Estaba fuera de juego y de buenas a primeras, en 2005, volvió a escena como si poco de malo hubiera pasado en los oscuros tiempos de consumo de estupefacientes, de autodestrucción sistemática y de desquicio estético.

El regate a la parca resultó y en Marzo de ese año se instaló en Cartagena de Indias, Colombia, donde Luis Felipe Chaux y otros tres cirujanos le sometieron a un "by pass" gástrico para que rebajara al menos 40, y hasta 50 de los 121 kilos de peso que tenía en ese momento.

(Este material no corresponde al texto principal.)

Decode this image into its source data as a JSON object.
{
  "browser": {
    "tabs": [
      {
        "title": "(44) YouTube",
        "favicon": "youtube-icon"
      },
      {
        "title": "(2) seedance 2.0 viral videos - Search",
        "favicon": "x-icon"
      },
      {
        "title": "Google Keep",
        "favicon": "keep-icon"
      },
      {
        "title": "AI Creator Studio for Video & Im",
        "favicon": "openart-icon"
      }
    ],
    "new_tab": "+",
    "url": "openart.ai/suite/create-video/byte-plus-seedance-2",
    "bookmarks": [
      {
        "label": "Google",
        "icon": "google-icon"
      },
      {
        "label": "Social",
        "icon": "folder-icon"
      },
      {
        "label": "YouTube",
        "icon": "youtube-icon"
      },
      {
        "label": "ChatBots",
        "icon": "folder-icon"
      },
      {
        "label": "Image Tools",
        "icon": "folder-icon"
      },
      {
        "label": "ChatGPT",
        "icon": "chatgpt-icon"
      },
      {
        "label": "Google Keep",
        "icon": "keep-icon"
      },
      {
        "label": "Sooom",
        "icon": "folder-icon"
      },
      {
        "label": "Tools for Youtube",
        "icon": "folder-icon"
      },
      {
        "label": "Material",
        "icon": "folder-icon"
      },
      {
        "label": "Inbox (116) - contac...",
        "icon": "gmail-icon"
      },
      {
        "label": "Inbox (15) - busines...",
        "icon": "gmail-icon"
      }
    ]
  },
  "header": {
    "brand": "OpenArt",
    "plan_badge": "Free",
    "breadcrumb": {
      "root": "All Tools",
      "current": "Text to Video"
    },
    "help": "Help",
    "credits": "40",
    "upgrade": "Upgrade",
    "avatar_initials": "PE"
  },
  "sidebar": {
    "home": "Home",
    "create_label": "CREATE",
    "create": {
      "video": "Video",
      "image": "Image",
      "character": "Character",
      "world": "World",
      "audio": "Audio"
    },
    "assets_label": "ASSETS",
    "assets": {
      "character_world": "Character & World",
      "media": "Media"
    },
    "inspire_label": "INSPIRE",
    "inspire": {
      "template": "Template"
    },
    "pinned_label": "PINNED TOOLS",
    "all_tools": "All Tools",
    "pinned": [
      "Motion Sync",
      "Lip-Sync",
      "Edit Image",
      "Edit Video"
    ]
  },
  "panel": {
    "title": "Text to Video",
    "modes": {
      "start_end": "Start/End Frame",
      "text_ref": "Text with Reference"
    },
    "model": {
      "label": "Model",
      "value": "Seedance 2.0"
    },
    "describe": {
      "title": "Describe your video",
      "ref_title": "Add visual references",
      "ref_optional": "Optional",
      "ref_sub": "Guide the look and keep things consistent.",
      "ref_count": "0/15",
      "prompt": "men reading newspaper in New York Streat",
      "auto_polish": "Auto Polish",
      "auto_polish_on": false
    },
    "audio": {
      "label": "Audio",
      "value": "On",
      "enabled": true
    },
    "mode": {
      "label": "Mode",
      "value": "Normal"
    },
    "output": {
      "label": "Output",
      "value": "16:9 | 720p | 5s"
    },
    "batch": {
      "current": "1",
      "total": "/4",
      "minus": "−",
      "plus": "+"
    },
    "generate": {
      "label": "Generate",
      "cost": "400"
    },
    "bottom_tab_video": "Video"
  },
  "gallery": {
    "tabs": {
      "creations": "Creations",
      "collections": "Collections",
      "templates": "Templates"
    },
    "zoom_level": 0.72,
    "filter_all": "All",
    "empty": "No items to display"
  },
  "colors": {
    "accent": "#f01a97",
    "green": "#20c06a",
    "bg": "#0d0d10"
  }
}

"Estoy bien. Me pongo en marcha; hay muchas cosas que tengo que recuperar. Es ahora o nunca", dijo Maradona a sus padres, que le dieron cobijo en su casa del barrio porteño de Villa Devoto cuando la reducción de su peso ya era notable, como también su decisión de enderezar su rumbo.

El contrato con la televisión fue el primer paso y la puesta en escena de su programa "La noche del 10", el más costoso en materia de producción de los últimos años en Argentina, el trampolín para la concreción de otros halagos.

Lo premió el Senado de su país al destacarlo como ejemplo de lucha, recompuso su relación con sus hijas Dalma y Gianina, el Boca Juniors le ofreció un cargo que en la Comisión de futbol y la Asociación del Futbol Argentino lo invitó a incorporarse a la Selección que iría al Mundial de Alemania 2006, lo cual finalmente rechazó en buenos términos y con palabras de agradecimiento.

"La noche del 10" resultó el éxito televisivo de la temporada, con invitados como Pelé, Mike Tyson y Fidel Castro, futbolistas estelares y artistas famosos y pormenorizados relatos de momentos clave de su vida, como aquel en el que marcó un tanto con la mano a Inglaterra en México 1986 y como cuando confesó que ya no consumía drogas.

Juega al futbol, recorre el mundo, asiste a reuniones sociales y a acontecimientos deportivos en los que alienta a los deportistas argentinos.

Revivió, y parece un milagro, como si Dios le hubiera dado otra mano.